Centralized authentication by using IAS
Applies To: Windows Server 2003, Windows Server 2003 R2, Windows Server 2003 with SP1, Windows Server 2003 with SP2
Centralized authentication by using IAS
To spread the load between dial-up and VPN-based remote access users, the network administrator of Electronic, Inc. decided to configure a separate VPN server. To centralize the authentication and accounting functions for both the remote access server and the VPN server, a computer running Internet Authentication Service (IAS) with the IP address of 172.31.248.9 functions as a RADIUS server.
The following illustration shows the configuration of the Electronic, Inc. network for IAS-based centralized authentication and accounting.
.gif "Centralized authentication by using IAS")
The IAS server has its own set of remote access polices. Rather than maintain two different sets of remote access policies, one set for the remote access server and one for the VPN server, both the remote access server and the VPN server are configured to use RADIUS authentication. Therefore, both the remote access server and the VPN server are configured as RADIUS clients to the IAS server. The IAS server provides remote access authentication, authorization, and accounting for both the remote access server and the VPN server.
Remote access policy configuration
Once the server running Routing and Remote Access is configured to use RADIUS authentication, the remote access policies stored on the remote access server are no longer used. Instead, the remote access policies stored on the IAS server are used. Therefore, the current set of remote access policies is copied to the IAS server.

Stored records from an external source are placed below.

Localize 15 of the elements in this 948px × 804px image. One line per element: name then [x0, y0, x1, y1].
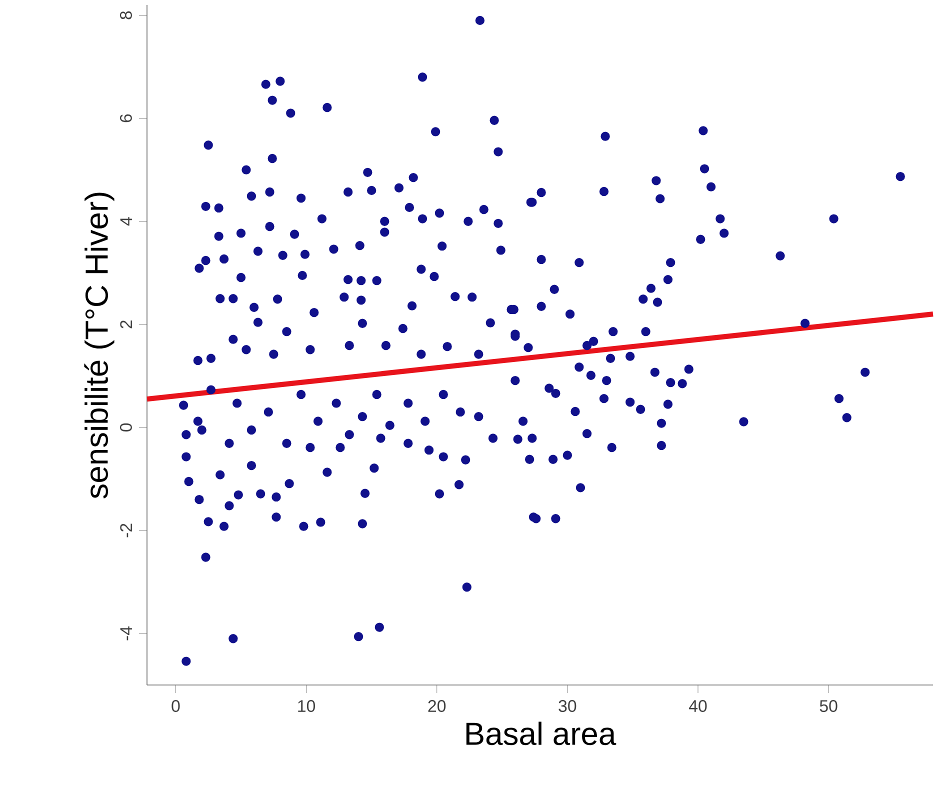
x-tick-label: 10: [298, 700, 316, 712]
y-tick-label: 0: [120, 423, 132, 432]
x-tick-label: 50: [820, 700, 838, 712]
y-tick-label: 4: [120, 217, 132, 226]
x-tick-label: 0: [172, 700, 180, 712]
x-tick-label: 40: [688, 700, 707, 712]
y-tick-label: -4: [120, 626, 132, 640]
y-tick-label: 6: [120, 114, 132, 122]
x-tick-label: 20: [428, 700, 446, 712]
x-axis-title: Basal area: [466, 722, 616, 746]
x-tick-label: 30: [558, 700, 576, 712]
y-tick-label: 8: [120, 11, 132, 20]
y-tick-label: 2: [120, 320, 132, 328]
y-axis-title: sensibilité (T°C Hiver): [84, 192, 114, 498]
y-tick-label: -2: [120, 524, 132, 538]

For more information, see Copy the IAS configuration to another server.
RADIUS configuration
To configure RADIUS authentication and accounting, the network administrator for Electronic, Inc. configures the following:
The IAS server is configured for two RADIUS clients: the dial-up remote access server and the VPN server. For more information, see Internet Authentication Service and Add RADIUS clients.
The dial-up server running Routing and Remote Access is configured to use RADIUS authentication and accounting (at the IP address of 172.31.248.9) and a shared secret. For more information, see Use RADIUS authentication and Use RADIUS accounting.
The VPN server running Routing and Remote Access is configured to use RADIUS authentication and accounting (at the IP address of 172.31.248.9) and a shared secret. For more information, see Use RADIUS authentication and Use RADIUS accounting.
Note
- The example companies, organizations, products, people and events depicted herein are fictitious. No association with any real company, organization, product, person or event is intended or should be inferred.